A major promise of bitcoin — that it will be peer-to-peer electronic cash — would in fact be compromised for most casual users if involvement in the network is practical only by relying upon trusted third-party intermediaries.

This problem harkens all the way back to the origin story of electronic cash. The concept of a central institution or entity rising to the level of an intermediary for transactions completely contradicts the original spirit for devising free (as in free-dom) electronic money. To put it to an extreme, it is possible such an outcome might even, with CBDC-like capabilities, strengthen the very financial structures that Bitcoin was set out to displace.

These points are meant to highlight how consequential it would be if Bitcoin loses some of its key properties of being available, verifiable, and censorship-resistant. Maintaining these properties while scaling Bitcoin to levels of worldwide adoption is both the goal and the challenge. While Lightning taking payments off-network solved the puzzle piece as it relates to transaction speed, given the necessity for occasional settlement, it still has limitations in its ability to solve the piece related to transaction cost.
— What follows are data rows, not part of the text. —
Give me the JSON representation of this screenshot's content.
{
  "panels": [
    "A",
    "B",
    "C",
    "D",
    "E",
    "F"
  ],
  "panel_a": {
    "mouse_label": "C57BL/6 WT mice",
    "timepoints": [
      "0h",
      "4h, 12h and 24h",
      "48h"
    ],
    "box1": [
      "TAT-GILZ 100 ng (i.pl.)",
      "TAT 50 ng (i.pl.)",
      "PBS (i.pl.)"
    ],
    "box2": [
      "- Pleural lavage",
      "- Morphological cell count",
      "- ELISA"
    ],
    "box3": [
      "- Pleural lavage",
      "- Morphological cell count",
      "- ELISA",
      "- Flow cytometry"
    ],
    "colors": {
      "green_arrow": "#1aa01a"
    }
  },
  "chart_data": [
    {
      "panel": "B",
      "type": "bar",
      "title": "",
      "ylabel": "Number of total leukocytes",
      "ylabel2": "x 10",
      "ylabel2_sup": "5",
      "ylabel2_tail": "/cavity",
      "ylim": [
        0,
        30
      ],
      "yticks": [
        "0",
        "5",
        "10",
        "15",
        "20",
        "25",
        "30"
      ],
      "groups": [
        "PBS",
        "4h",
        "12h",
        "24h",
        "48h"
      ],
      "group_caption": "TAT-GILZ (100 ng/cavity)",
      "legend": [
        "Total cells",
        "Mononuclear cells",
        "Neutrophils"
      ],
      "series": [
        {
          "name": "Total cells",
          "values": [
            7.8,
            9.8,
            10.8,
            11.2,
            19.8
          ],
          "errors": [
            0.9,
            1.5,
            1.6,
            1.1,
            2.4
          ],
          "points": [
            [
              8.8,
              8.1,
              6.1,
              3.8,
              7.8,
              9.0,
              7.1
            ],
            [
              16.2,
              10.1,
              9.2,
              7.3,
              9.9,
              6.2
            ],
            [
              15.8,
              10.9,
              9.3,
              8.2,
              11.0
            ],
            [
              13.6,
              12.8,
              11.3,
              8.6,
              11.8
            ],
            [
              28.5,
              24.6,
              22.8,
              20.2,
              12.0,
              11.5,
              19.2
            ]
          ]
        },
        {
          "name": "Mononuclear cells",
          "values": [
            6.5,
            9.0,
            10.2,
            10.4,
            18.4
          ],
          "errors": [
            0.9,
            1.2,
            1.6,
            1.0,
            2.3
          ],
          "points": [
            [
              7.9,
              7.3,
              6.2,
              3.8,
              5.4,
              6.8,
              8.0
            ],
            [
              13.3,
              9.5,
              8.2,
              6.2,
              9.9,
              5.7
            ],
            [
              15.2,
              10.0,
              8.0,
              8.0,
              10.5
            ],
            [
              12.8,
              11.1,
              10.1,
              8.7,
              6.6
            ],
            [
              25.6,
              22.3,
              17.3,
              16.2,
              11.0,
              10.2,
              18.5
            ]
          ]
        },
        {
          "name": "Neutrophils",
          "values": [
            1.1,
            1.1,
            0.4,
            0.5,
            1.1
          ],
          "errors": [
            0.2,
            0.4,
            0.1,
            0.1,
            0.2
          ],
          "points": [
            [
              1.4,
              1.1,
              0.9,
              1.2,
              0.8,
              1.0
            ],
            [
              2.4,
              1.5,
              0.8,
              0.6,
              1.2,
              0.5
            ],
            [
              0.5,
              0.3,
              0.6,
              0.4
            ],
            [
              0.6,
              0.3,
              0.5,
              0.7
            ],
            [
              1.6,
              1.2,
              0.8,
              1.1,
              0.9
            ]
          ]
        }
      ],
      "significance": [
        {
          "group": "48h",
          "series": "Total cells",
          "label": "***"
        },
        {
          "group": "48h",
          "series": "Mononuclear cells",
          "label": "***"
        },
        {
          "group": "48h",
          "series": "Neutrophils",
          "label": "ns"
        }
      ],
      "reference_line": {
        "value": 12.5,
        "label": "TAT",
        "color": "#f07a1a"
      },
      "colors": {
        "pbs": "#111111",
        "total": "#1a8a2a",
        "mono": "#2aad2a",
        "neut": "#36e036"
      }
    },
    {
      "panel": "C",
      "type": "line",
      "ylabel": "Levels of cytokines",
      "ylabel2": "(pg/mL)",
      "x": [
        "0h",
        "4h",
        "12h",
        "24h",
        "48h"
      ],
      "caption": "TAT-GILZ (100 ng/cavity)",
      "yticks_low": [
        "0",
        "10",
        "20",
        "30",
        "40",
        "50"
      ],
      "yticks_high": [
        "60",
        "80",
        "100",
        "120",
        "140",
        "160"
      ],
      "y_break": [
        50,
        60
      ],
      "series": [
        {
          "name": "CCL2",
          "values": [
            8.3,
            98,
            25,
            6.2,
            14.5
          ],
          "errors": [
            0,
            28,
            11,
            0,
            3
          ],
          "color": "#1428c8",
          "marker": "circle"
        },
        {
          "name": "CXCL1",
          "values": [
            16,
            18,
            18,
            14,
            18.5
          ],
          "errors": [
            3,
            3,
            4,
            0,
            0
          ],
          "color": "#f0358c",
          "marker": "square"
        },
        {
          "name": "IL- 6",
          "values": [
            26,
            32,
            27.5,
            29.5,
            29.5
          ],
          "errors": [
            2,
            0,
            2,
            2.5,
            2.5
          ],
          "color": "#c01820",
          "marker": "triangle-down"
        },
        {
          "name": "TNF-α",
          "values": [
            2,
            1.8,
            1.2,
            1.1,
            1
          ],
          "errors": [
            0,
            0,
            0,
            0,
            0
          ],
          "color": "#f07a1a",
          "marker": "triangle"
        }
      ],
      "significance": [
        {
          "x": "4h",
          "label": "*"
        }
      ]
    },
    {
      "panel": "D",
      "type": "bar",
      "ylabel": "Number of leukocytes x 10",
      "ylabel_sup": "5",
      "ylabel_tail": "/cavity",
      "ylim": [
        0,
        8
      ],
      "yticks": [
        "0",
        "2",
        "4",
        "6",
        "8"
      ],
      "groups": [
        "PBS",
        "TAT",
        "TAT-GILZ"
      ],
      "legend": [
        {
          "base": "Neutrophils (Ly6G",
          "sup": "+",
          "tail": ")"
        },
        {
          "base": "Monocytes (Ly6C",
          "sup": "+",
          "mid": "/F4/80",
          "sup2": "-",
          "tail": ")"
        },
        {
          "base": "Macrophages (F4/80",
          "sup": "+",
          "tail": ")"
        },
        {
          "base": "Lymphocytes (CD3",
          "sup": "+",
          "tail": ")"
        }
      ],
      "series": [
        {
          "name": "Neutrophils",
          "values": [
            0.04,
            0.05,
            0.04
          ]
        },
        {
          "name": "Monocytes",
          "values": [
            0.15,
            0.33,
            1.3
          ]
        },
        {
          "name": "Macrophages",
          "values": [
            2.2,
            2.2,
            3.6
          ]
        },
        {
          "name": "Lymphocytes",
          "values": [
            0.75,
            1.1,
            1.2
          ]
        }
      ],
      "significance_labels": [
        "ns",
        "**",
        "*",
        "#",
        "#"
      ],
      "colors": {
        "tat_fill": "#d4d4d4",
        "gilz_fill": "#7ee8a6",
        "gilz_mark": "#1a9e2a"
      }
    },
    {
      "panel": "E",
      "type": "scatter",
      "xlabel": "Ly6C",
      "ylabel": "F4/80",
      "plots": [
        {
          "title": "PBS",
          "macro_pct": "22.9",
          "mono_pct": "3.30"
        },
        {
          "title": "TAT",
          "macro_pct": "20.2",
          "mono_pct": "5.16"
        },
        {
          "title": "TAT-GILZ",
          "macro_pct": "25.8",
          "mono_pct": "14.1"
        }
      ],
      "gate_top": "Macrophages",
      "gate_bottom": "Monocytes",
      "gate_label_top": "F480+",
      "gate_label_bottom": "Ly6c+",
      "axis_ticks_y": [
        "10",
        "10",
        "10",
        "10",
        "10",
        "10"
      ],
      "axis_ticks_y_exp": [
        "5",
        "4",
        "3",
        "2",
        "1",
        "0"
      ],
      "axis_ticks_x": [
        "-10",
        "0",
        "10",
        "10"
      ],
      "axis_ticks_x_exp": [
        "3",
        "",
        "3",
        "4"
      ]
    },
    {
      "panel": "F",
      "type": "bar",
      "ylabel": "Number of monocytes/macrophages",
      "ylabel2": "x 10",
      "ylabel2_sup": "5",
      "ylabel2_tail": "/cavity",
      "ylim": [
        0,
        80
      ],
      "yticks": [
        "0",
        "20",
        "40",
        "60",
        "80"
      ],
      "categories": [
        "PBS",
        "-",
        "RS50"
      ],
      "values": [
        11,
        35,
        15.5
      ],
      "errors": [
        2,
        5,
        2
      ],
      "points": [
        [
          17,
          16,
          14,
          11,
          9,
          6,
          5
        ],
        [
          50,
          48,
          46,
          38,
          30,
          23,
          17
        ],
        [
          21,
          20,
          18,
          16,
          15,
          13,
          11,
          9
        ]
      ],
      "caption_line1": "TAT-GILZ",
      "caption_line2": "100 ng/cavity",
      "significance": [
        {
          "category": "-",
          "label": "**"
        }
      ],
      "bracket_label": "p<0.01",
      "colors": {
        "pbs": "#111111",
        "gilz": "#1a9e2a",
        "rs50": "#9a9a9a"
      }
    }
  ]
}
The Future of Bitcoin Custodianship and Scalability

So how do we scale transaction costs? The unfortunate answer today is third-party custodians. Of course, custodianship is a spectrum, and the wealthiest users will find themselves swimming in options, from deploying their wealth with a single entity to navigating a high-fee landscape independently, without sacrificing any sovereignty. The sadder part is that poorer users may be forced to make a deal and possibly consent to whatever scale of centralised control is offered as a trade-off to take part in bitcoin’s inflation protection.

While not perfect, the status quo direction for assuaging such an undesirable future appears to be towards a free-market of federated offerings (think sidechains and fedimints), where competition should drive down costs for the commoner, controls are distributed across multiple parties, and economic incentives are seemingly aligned. It’s better than traditional banking systems, but it doesn’t fully extend Bitcoin’s properties of being completely independent and uncensorable.

Hope for full self-sovereignty persists in the form of protocol evolution, likely initially down the path of covenants (which one is a topic on which entire books could be written). The Bitcoin development community appears keen to continue to investigate updates — including reactivation of previously deactivated features — that can provide opportunities for a new breed of custodianship.

Perhaps settlement costs could be shared among a much larger range of participants. This would be particularly useful when paired with Lightning, where single transactions can already carry a much larger amount of economic activity (see channel factories). Or, perhaps new forms of layered networks will be invented, with seamless incentives and trivial validation costs.

The foundation of Bitcoin is so robust that there is always hope in the promise of a truly open, distributed financial system. From here, it’s mainly about marginal enhancements and how to best preserve its properties when making them.

Despite this, the future of the Lightning Network as a “silver bullet” looks murky as it stands, given it will tend toward centralization in high fee environments. Thus, the experiment toward a high-speed, cost effective, accessible, and neutral payments system continues, urged onward by the unyielding spirit of a community dead set on redefining the limits of financial sovereignty.